The very small amount of key travel is the first thing I noticed. When you push a key, it depresses slightly, and lands hard (presumably on that stainless steel dome switch). It doesn't feel at all like a cheap keyboard, but it's a shockingly different feel than the current crop of Apple keyboards. It's like a cross between those current Apple keyboards and typing on an iPad screen, if that makes any sense--it's got the physical feel of a real keyboard but the hard landing of hitting that glass screen.

In fact, I found that I typed a lot faster on the new MacBook keyboard once I adapted some of my iPad typing technique to the new keyboard. My typing style on a physical keyboard includes a lot of force as a push through depressing each key.

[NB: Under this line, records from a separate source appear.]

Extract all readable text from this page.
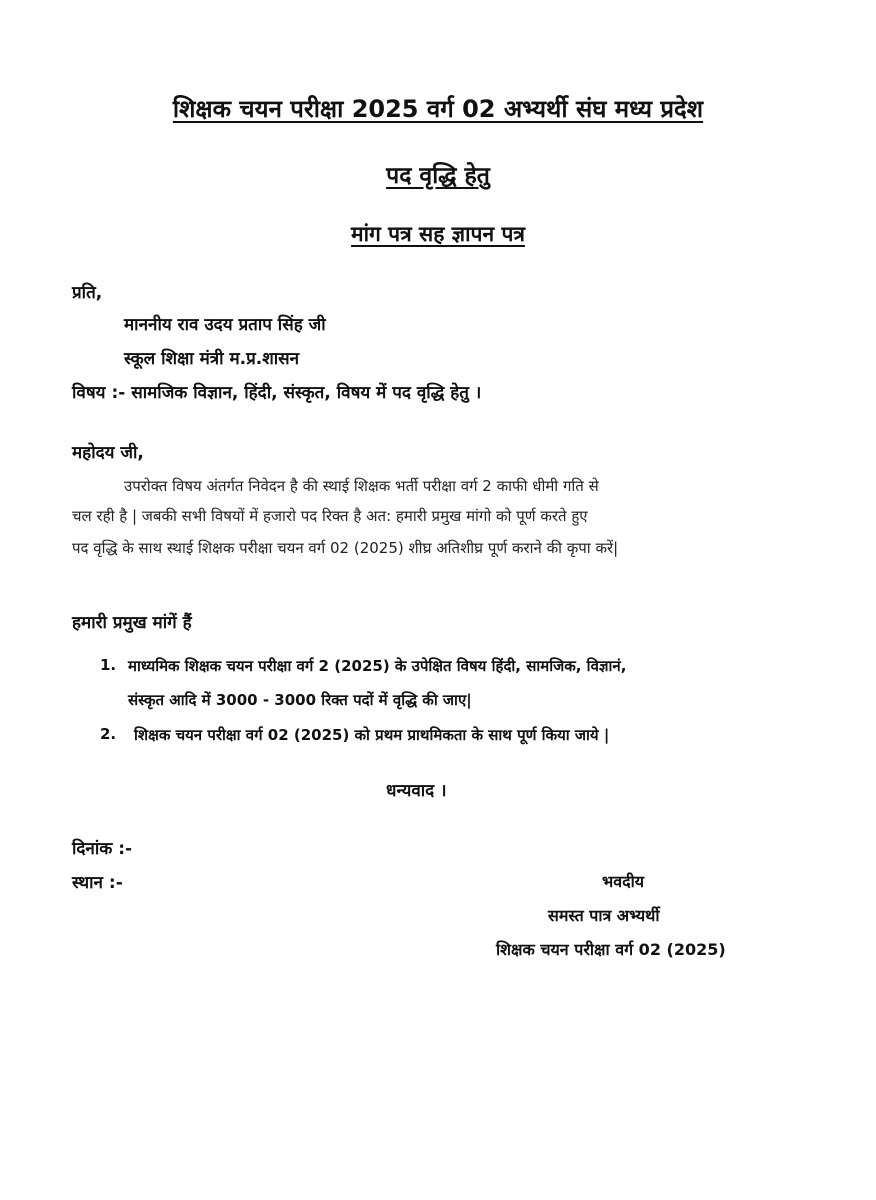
शिक्षक चयन परीक्षा 2025 वर्ग 02 अभ्यर्थी संघ मध्य प्रदेश
पद वृद्धि हेतु
मांग पत्र सह ज्ञापन पत्र
प्रति,
माननीय राव उदय प्रताप सिंह जी
स्कूल शिक्षा मंत्री म.प्र.शासन
विषय :- सामजिक विज्ञान, हिंदी, संस्कृत, विषय में पद वृद्धि हेतु ।
महोदय जी,
उपरोक्त विषय अंतर्गत निवेदन है की स्थाई शिक्षक भर्ती परीक्षा वर्ग 2 काफी धीमी गति से
चल रही है | जबकी सभी विषयों में हजारो पद रिक्त है अत: हमारी प्रमुख मांगो को पूर्ण करते हुए
पद वृद्धि के साथ स्थाई शिक्षक परीक्षा चयन वर्ग 02 (2025) शीघ्र अतिशीघ्र पूर्ण कराने की कृपा करें|
हमारी प्रमुख मांगें हैं
1. माध्यमिक शिक्षक चयन परीक्षा वर्ग 2 (2025) के उपेक्षित विषय हिंदी, सामजिक, विज्ञानं,
संस्कृत आदि में 3000 - 3000 रिक्त पदों में वृद्धि की जाए|
2. शिक्षक चयन परीक्षा वर्ग 02 (2025) को प्रथम प्राथमिकता के साथ पूर्ण किया जाये |
धन्यवाद ।
दिनांक :-
स्थान :-	भवदीय
समस्त पात्र अभ्यर्थी
शिक्षक चयन परीक्षा वर्ग 02 (2025)
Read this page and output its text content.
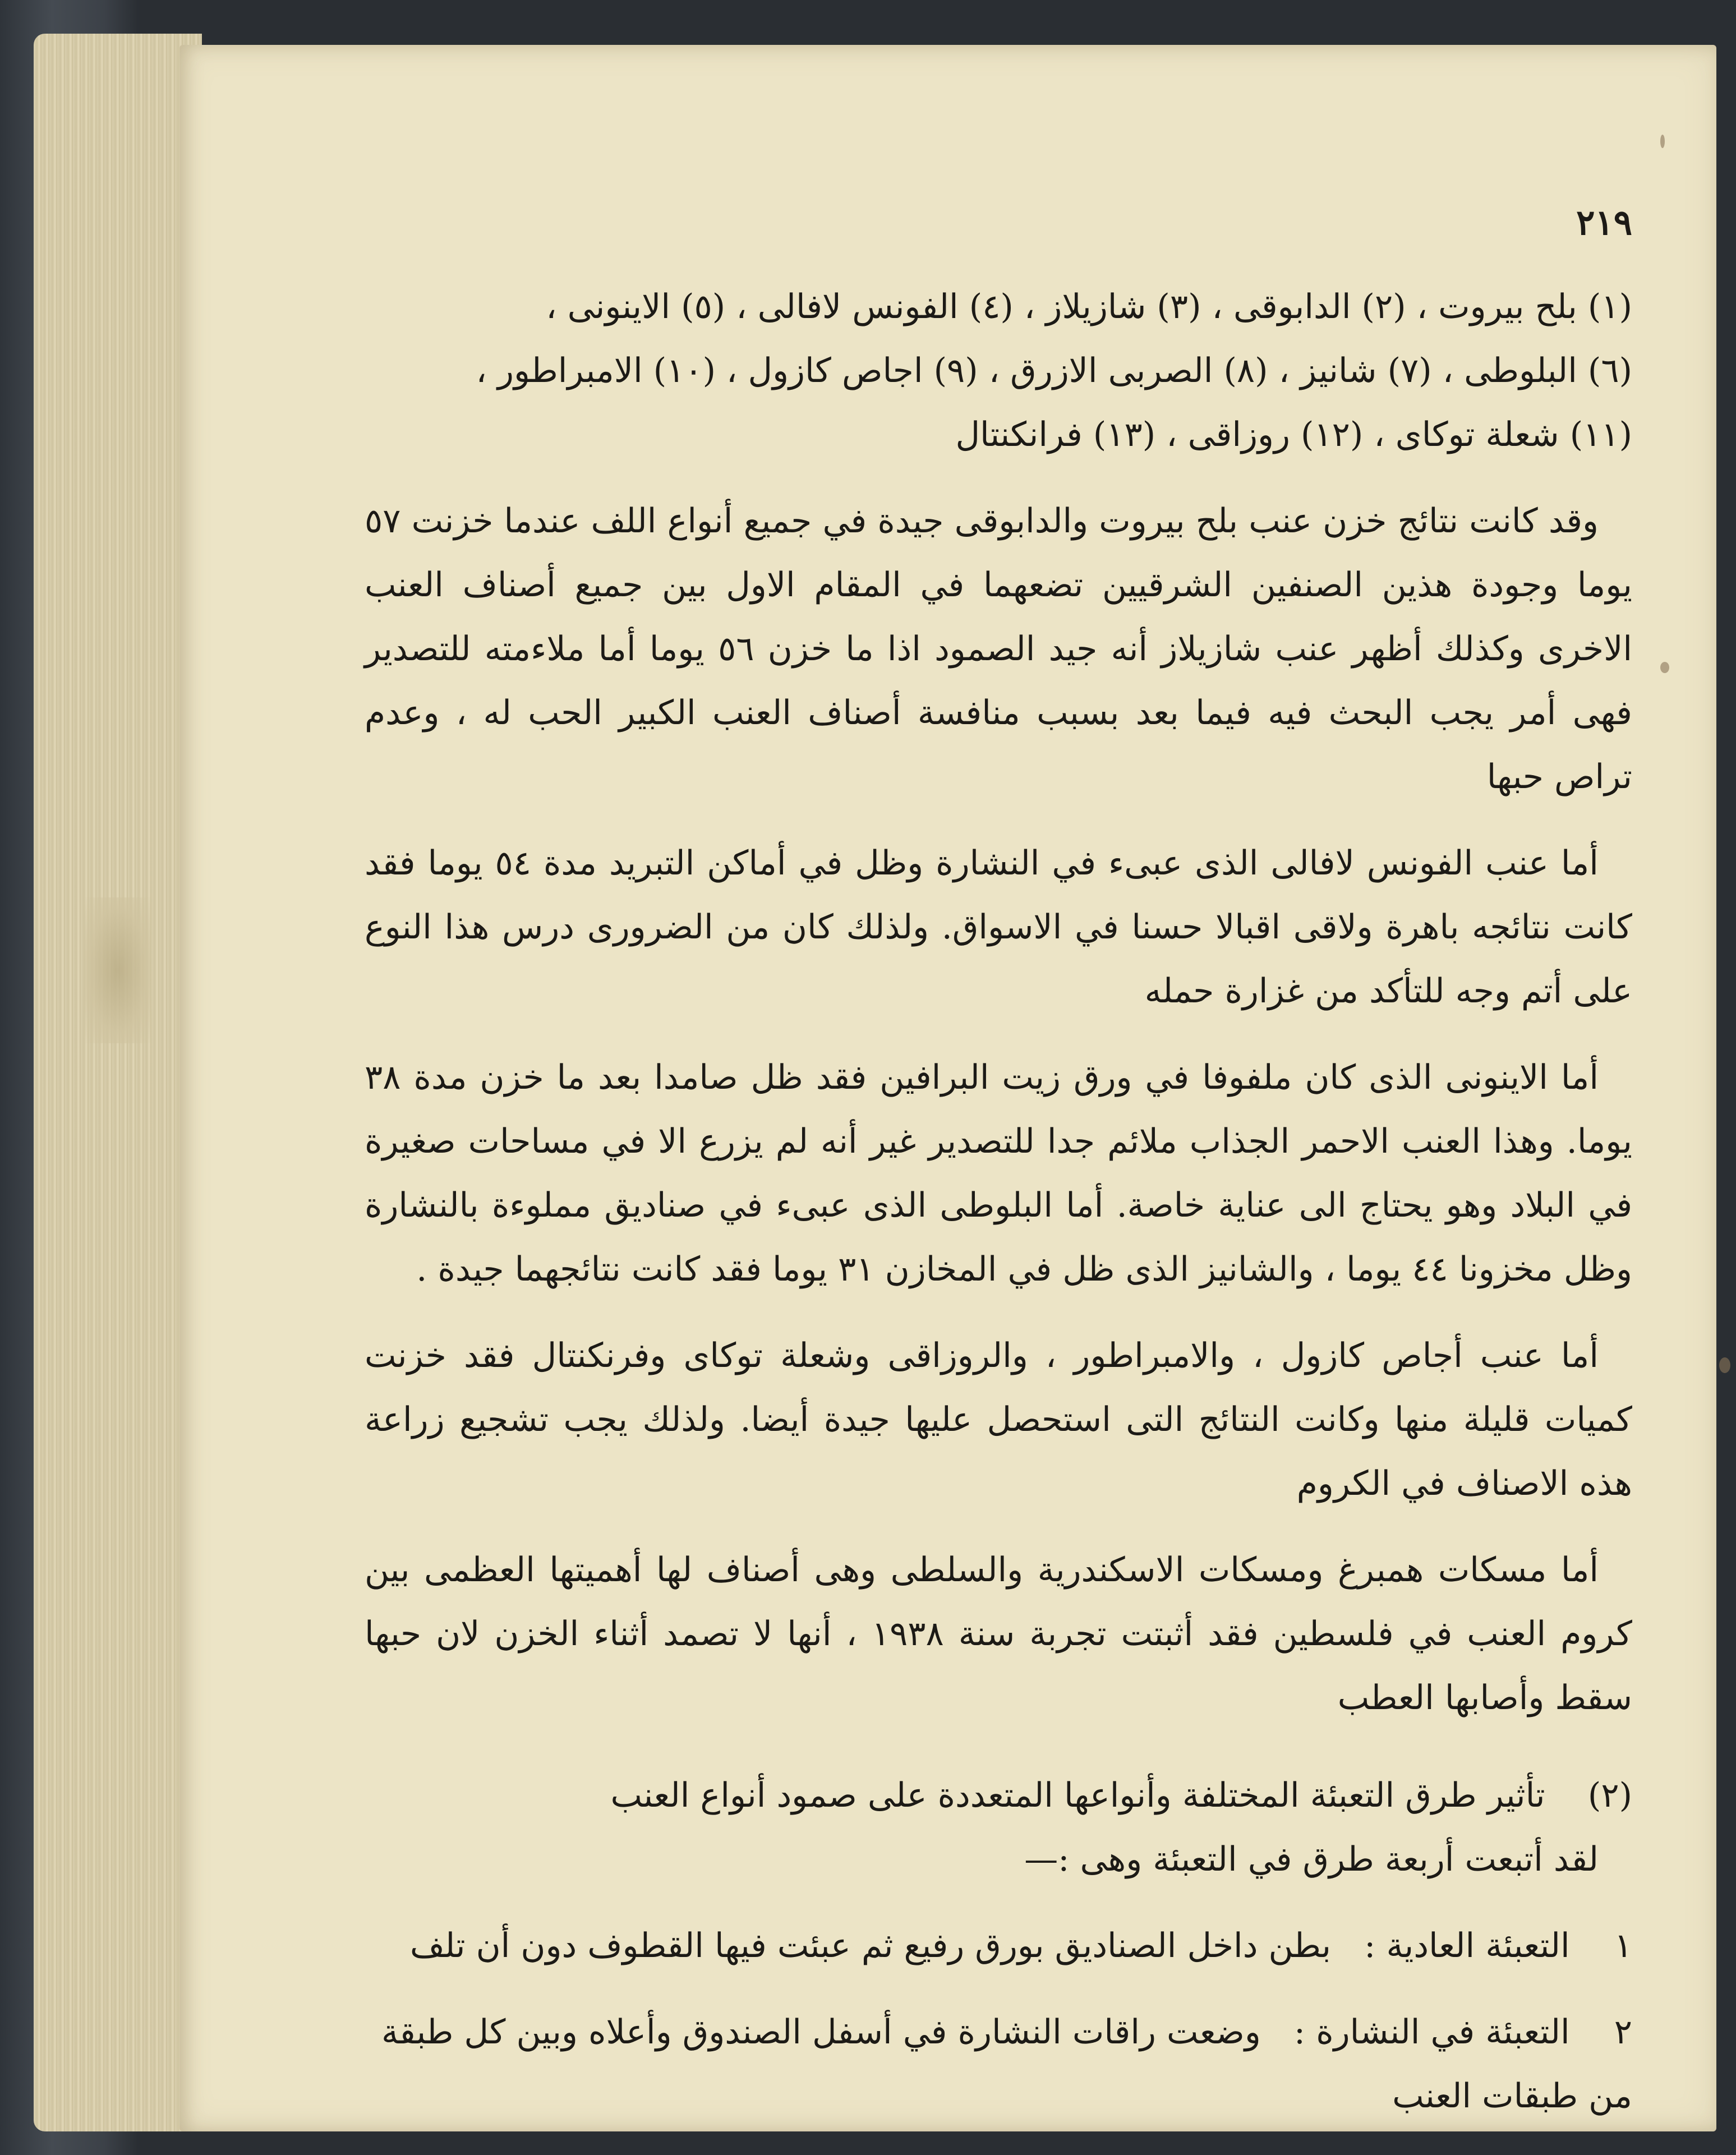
٢١٩
(١) بلح بيروت ، (٢) الدابوقى ، (٣) شازيلاز ، (٤) الفونس لافالى ، (٥) الاينونى ،
(٦) البلوطى ، (٧) شانيز ، (٨) الصربى الازرق ، (٩) اجاص كازول ، (١٠) الامبراطور ،
(١١) شعلة توكاى ، (١٢) روزاقى ، (١٣) فرانكنتال

وقد كانت نتائج خزن عنب بلح بيروت والدابوقى جيدة في جميع أنواع اللف عندما خزنت ٥٧ يوما وجودة هذين الصنفين الشرقيين تضعهما في المقام الاول بين جميع أصناف العنب الاخرى وكذلك أظهر عنب شازيلاز أنه جيد الصمود اذا ما خزن ٥٦ يوما أما ملاءمته للتصدير فهى أمر يجب البحث فيه فيما بعد بسبب منافسة أصناف العنب الكبير الحب له ، وعدم تراص حبها

أما عنب الفونس لافالى الذى عبىء في النشارة وظل في أماكن التبريد مدة ٥٤ يوما فقد كانت نتائجه باهرة ولاقى اقبالا حسنا في الاسواق. ولذلك كان من الضرورى درس هذا النوع على أتم وجه للتأكد من غزارة حمله

أما الاينونى الذى كان ملفوفا في ورق زيت البرافين فقد ظل صامدا بعد ما خزن مدة ٣٨ يوما. وهذا العنب الاحمر الجذاب ملائم جدا للتصدير غير أنه لم يزرع الا في مساحات صغيرة في البلاد وهو يحتاج الى عناية خاصة. أما البلوطى الذى عبىء في صناديق مملوءة بالنشارة وظل مخزونا ٤٤ يوما ، والشانيز الذى ظل في المخازن ٣١ يوما فقد كانت نتائجهما جيدة .

أما عنب أجاص كازول ، والامبراطور ، والروزاقى وشعلة توكاى وفرنكنتال فقد خزنت كميات قليلة منها وكانت النتائج التى استحصل عليها جيدة أيضا. ولذلك يجب تشجيع زراعة هذه الاصناف في الكروم

أما مسكات همبرغ ومسكات الاسكندرية والسلطى وهى أصناف لها أهميتها العظمى بين كروم العنب في فلسطين فقد أثبتت تجربة سنة ١٩٣٨ ، أنها لا تصمد أثناء الخزن لان حبها سقط وأصابها العطب

(٢)    تأثير طرق التعبئة المختلفة وأنواعها المتعددة على صمود أنواع العنب
لقد أتبعت أربعة طرق في التعبئة وهى :—
١ التعبئة العادية : بطن داخل الصناديق بورق رفيع ثم عبئت فيها القطوف دون أن تلف
٢ التعبئة في النشارة : وضعت راقات النشارة في أسفل الصندوق وأعلاه وبين كل طبقة من طبقات العنب
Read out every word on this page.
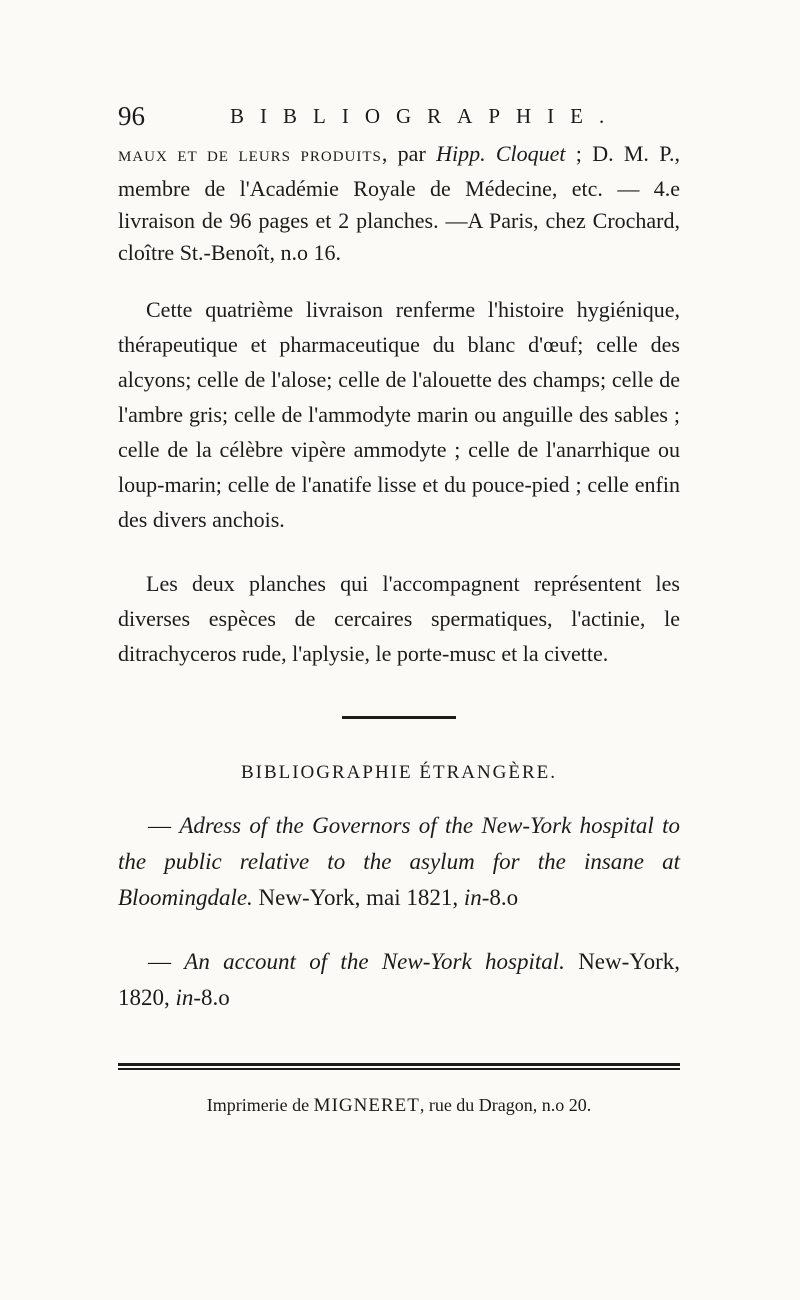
96	BIBLIOGRAPHIE.
MAUX ET DE LEURS PRODUITS, par Hipp. Cloquet ; D. M. P., membre de l'Académie Royale de Médecine, etc. — 4.e livraison de 96 pages et 2 planches. —A Paris, chez Crochard, cloître St.-Benoît, n.o 16.

Cette quatrième livraison renferme l'histoire hygiénique, thérapeutique et pharmaceutique du blanc d'œuf; celle des alcyons; celle de l'alose; celle de l'alouette des champs; celle de l'ambre gris; celle de l'ammodyte marin ou anguille des sables ; celle de la célèbre vipère ammodyte ; celle de l'anarrhique ou loup-marin; celle de l'anatife lisse et du pouce-pied ; celle enfin des divers anchois.

Les deux planches qui l'accompagnent représentent les diverses espèces de cercaires spermatiques, l'actinie, le ditrachyceros rude, l'aplysie, le porte-musc et la civette.

BIBLIOGRAPHIE ÉTRANGÈRE.

— Adress of the Governors of the New-York hospital to the public relative to the asylum for the insane at Bloomingdale. New-York, mai 1821, in-8.o

— An account of the New-York hospital. New-York, 1820, in-8.o

Imprimerie de MIGNERET, rue du Dragon, n.o 20.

With the new MacBook keyboard, when I started thinking of just tapping the key with a finger (as if I was tapping the keys on an iPad's screen) and not using any extra force, things started to move a lot better.

Apple claims that the keys are far more stable than previous keyboards, and that seems right, though I admit that I've never really had a complaint about the keys on my keyboard feeling unstable. Each key cap is larger, which means they should be easier to hit--but the space between keys has been reduced, which would seem to me to be a decision that would increase the chances that your finger will hit the wrong key.

Beyond the changes to the key movement itself, this keyboard offers a few other interesting features. Each key is individually LED lit. (Can each LED be controlled separately, so we could turn the keyboard into a bunch of blinking Christmas lights?) The Escape key has been elongated and the function keys narrowed. The arrow keys have been redesigned; the up and down arrows are still half-height, but the left and right arrows are now full sized. I can't decide if I like it or not, so for now I'll just say: change acknowledged.

The fact is, any time you switch to a new keyboard, there's an adjustment period, especially if the keyboard style is drastically different. That's the case here. Still, my gut feeling is that this is the best keyboard Apple could make given the constraints of the MacBook. It's too early to say for sure, but if I had to make a judgment right now I'd say that I hope this keyboard stays with the MacBook and goes no further.

The new trackpad
The highlight of my time using the MacBook in the hands-on area after the event was undoubtedly using the new Force Touch trackpad. It messes with your head, but in a good way. I may be cautious when it comes to the keyboard, but I'm in love with the new trackpad.